JPMORGAN'S TOM LEE: We May Never Get The Stock Market Correction Everyone Wants

Business Insider

Throughout the month of January, as stocks have marched higher with no significant downward moves, the calls for a correction have been getting louder.

We've finally arrived at the point where Wall Street strategists are declaring an expected pullback in the stock market this month as a "consensus" view.

BofA Merrill Lynch technical analyst Mary Ann Bartels wrote in a note to clients that because everyone is now calling for a correction, it may in fact be delayed.

JPMorgan's top equity strategist, Tom Lee, is considering the same thing – but he takes the thought experiment one step further today.

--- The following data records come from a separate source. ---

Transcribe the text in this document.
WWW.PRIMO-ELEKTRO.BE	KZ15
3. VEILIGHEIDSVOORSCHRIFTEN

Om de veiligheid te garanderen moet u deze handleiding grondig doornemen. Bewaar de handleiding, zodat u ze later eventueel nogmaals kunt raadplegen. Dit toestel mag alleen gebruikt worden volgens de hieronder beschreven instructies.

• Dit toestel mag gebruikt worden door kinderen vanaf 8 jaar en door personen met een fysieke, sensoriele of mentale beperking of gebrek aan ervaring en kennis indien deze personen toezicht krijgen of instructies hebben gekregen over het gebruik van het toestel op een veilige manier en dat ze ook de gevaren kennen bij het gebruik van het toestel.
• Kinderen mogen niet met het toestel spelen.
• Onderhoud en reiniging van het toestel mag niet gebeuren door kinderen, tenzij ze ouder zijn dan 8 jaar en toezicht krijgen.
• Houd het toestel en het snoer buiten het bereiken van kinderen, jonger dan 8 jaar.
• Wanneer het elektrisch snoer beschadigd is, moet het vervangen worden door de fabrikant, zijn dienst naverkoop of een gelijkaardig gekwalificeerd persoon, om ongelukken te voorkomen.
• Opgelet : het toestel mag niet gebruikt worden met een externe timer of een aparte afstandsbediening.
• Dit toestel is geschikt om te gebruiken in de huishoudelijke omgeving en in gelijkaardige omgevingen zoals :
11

What if we don't get a correction at all?

In a note to clients, Lee writes:

In our view, we still see [the first half of 2013] as tricky, but it’s too early to call for retracement given where hedge fund beta and high yield spreads sit. Our base case has been for the S&P 500 to start the year strong and rally to around 1500 before seeing a retracement towards 1350-1400. Investors have asked us recently whether the resilience in markets has altered our 1H13 views, especially as the S&P 500 is above the 1500 level we initially targeted short-term.

The key question is what is likely to be the “downside” catalyst that significantly weakens markets to trigger a retracement. In our view, what typically happens prior to a 5%-10% retracement is that risk/reward for markets becomes balanced or even unfavorable as the market becomes positioned for only good news— that is, vulnerability emerges when investors are already overweight stocks, valuations are more demanding and credit backdrop is less supportive. We have not seen such signs associated with near-term peaks, so we remain constructive for now. In any case, we recommend investors buy dips and overweight stocks throughout 2013.

What could go wrong? Market does not correct in [the first half of 2013]. We see the biggest challenge to our view as the possibility that equity markets are not negatively affected by bad news and continue to strengthen through 1H. And this could be a result of a change in the market’s character. If investor confidence strengthens, there may be less volatility.

Needless to say, this market has a lot of folks scratching their heads right now.